Code Switching in the Community

Primary Investigators: Rena Torres Cacoullos and Shana Poplack

Graduate Students: Mariela Abigail Chi Baack, Jessica Vélez Avilés

Lab Website: https://nmcode-switching.la.psu.edu/

 

Does mixing languages mean mixing them up? 

Labels such as Spanglish may disparage bilingual speakers as confused corrupters of language. In contrast, we are learning from the northern New Mexico bilingual community that code-switchers maintain distinct grammars within each language, but deploy shared word orders and aggregate grammatical patterns at the boundary between languages.

 

How do we know? 

Evidence comes from quantitative analysis of community-based spontaneous speech. The database is the New Mexico Spanish-English Bilingual corpus, comprising faithful transcriptions of 30 hours of bilingual conversations, comprehensively tagged for language. Thousands of instances of the presence and absence of code-switching reveal a major intonational pattern and a general syntactic (word-placement) rule.

 

The prosodic boundary constraint 

Bilinguals adhere to intonational boundaries, avoiding switching between languages within the same intonation unit.  

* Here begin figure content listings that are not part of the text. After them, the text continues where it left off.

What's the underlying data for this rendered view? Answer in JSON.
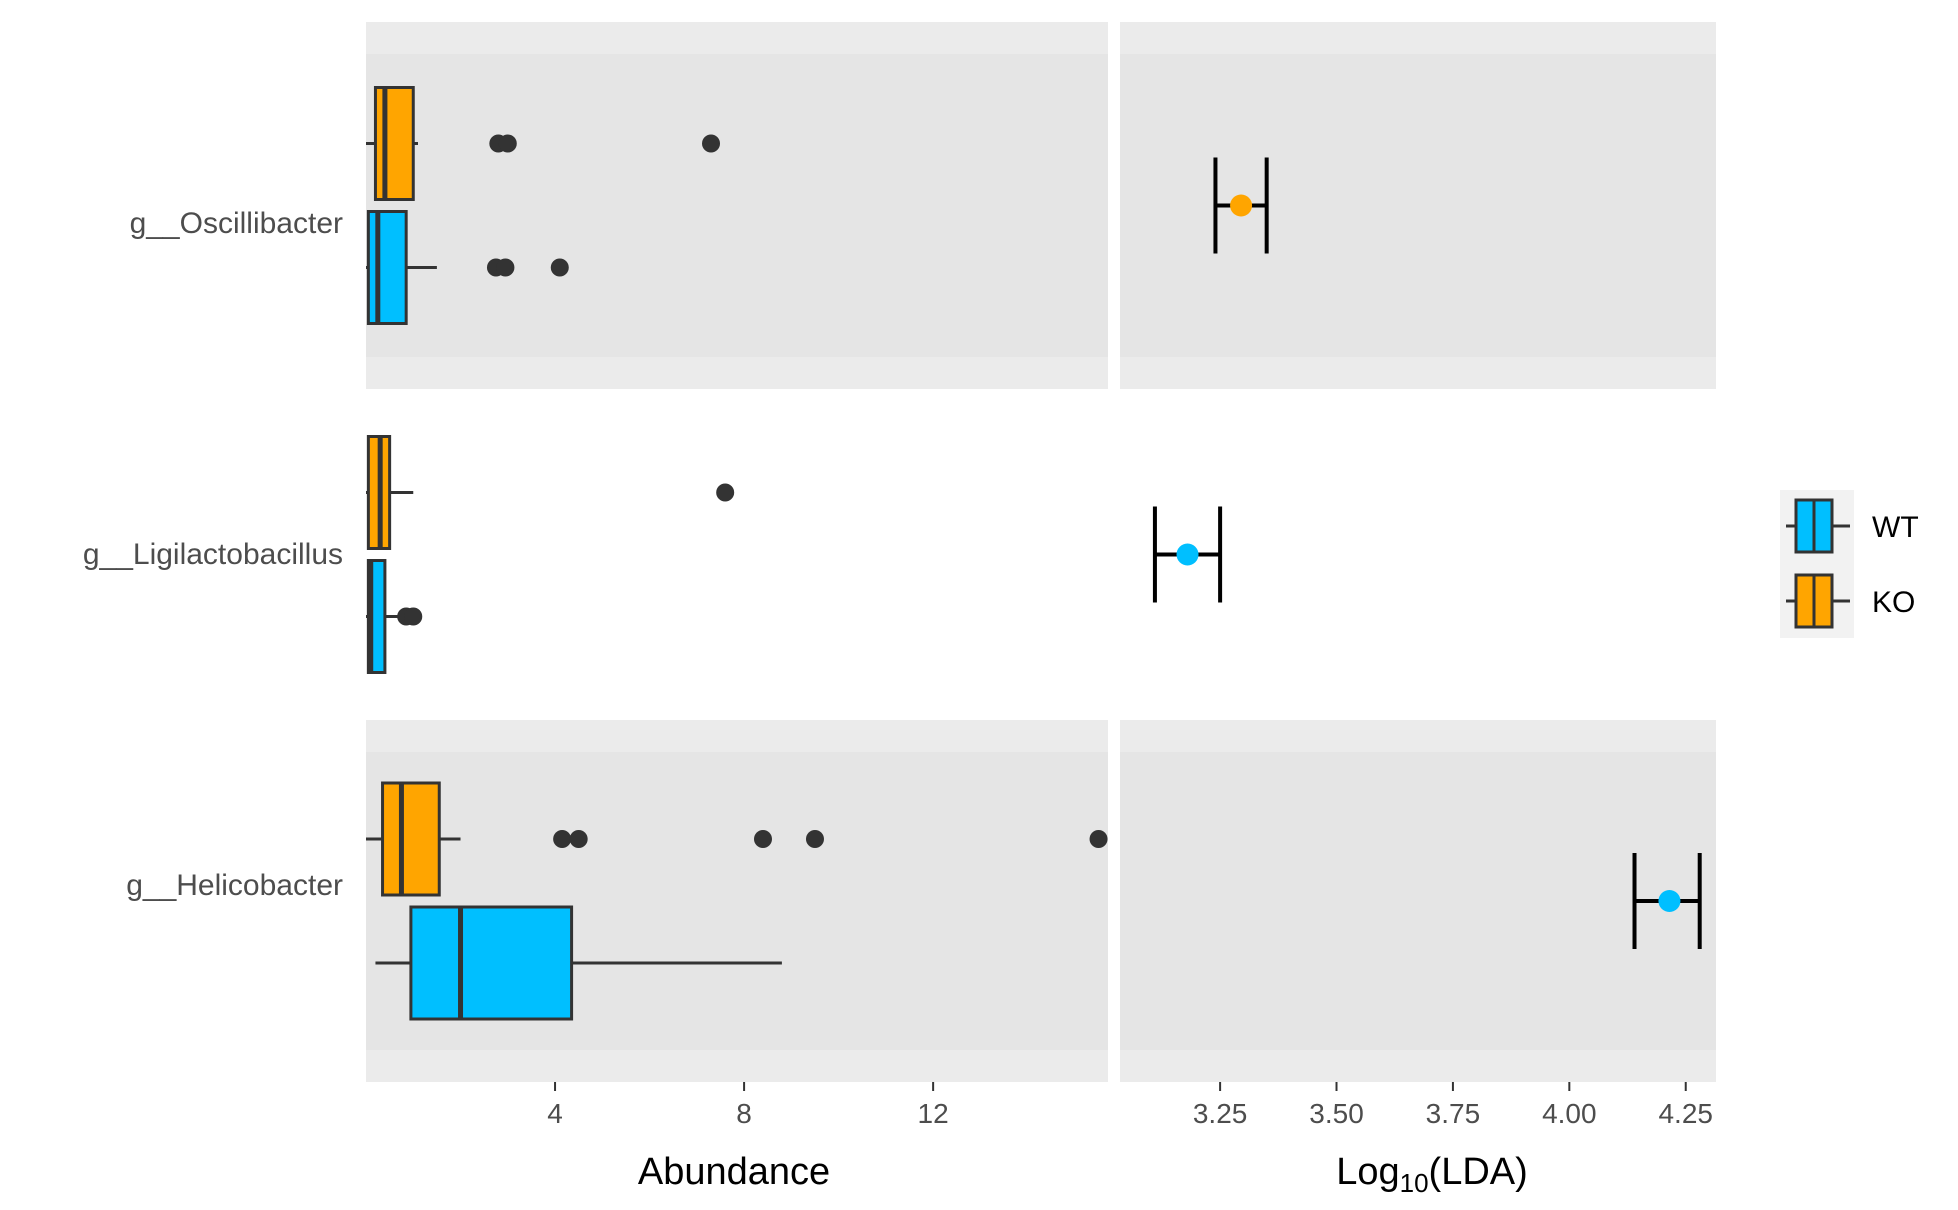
{
  "chart_data": {
    "type": "boxplot+errorbar",
    "groups": [
      {
        "name": "WT",
        "color": "#00BFFF"
      },
      {
        "name": "KO",
        "color": "#FFA500"
      }
    ],
    "taxa": [
      {
        "label": "g__Oscillibacter",
        "shaded": true,
        "boxes": {
          "KO": {
            "whisker_low": 0.0,
            "q1": 0.2,
            "median": 0.4,
            "q3": 1.0,
            "whisker_high": 1.1,
            "outliers": [
              2.8,
              3.0,
              7.3
            ]
          },
          "WT": {
            "whisker_low": 0.0,
            "q1": 0.05,
            "median": 0.25,
            "q3": 0.85,
            "whisker_high": 1.5,
            "outliers": [
              2.75,
              2.95,
              4.1
            ]
          }
        },
        "lda": {
          "group": "KO",
          "value": 3.295,
          "low": 3.24,
          "high": 3.35
        }
      },
      {
        "label": "g__Ligilactobacillus",
        "shaded": false,
        "boxes": {
          "KO": {
            "whisker_low": 0.0,
            "q1": 0.05,
            "median": 0.3,
            "q3": 0.5,
            "whisker_high": 1.0,
            "outliers": [
              7.6
            ]
          },
          "WT": {
            "whisker_low": 0.0,
            "q1": 0.05,
            "median": 0.1,
            "q3": 0.4,
            "whisker_high": 0.7,
            "outliers": [
              0.85,
              1.0
            ]
          }
        },
        "lda": {
          "group": "WT",
          "value": 3.18,
          "low": 3.11,
          "high": 3.25
        }
      },
      {
        "label": "g__Helicobacter",
        "shaded": true,
        "boxes": {
          "KO": {
            "whisker_low": 0.0,
            "q1": 0.35,
            "median": 0.75,
            "q3": 1.55,
            "whisker_high": 2.0,
            "outliers": [
              4.15,
              4.5,
              8.4,
              9.5,
              15.5
            ]
          },
          "WT": {
            "whisker_low": 0.2,
            "q1": 0.95,
            "median": 2.0,
            "q3": 4.35,
            "whisker_high": 8.8,
            "outliers": []
          }
        },
        "lda": {
          "group": "WT",
          "value": 4.215,
          "low": 4.14,
          "high": 4.28
        }
      }
    ],
    "abundance_axis": {
      "label": "Abundance",
      "range": [
        0,
        15.7
      ],
      "ticks": [
        "4",
        "8",
        "12"
      ],
      "tick_values": [
        4,
        8,
        12
      ]
    },
    "lda_axis": {
      "label_main": "Log",
      "label_sub": "10",
      "label_tail": "(LDA)",
      "range": [
        3.035,
        4.315
      ],
      "ticks": [
        "3.25",
        "3.50",
        "3.75",
        "4.00",
        "4.25"
      ],
      "tick_values": [
        3.25,
        3.5,
        3.75,
        4.0,
        4.25
      ]
    },
    "legend": {
      "position": "right",
      "items": [
        "WT",
        "KO"
      ]
    },
    "panel_colors": {
      "strip": "#EBEBEB",
      "panel": "#E5E5E5"
    }
  }
}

The rate of code-switching is: 14% after falling pitch (period), as in “and I used to get chile quite a bit. y salía todo”; 8% after continuing intonation (comma), as in “y ahora la tierra como que no me sirve, something is wrong“; and 2% within the same Intonation Unit, as in “también dicen que they might go” (N=63,000 IUs; examples from NMSEB 04).

 

The Variable Equivalence hypothesis 

Bilinguals opt for code-switching with syntactic alternatives that are consistently equivalent, choosing the more available option in their combined linguistic experience.  

For example, the junction of Spanish-English main-and-adverbial clauses is consistently equivalent since the conjunctions are placed the same way in both languages. Conjunction choice follows code-switching direction (an English conjunction when switching from Spanish to English, and the reverse), as in quizás era chiple, because she was a twin ‘maybe she was spoiled’. On the other hand, with main-and-complement clauses there is variable equivalence, since in Spanish the conjunction is always present but in English it is often absent. The bilingual strategy is to use the Spanish conjunction que, regardless of code-switching direction, as in saben ustedes que that is my place ‘you know that’, even though in theory either conjunction would fulfill equivalence. Bilinguals prefer the more frequent and predictable option que, considering their combined linguistic experience in both languages.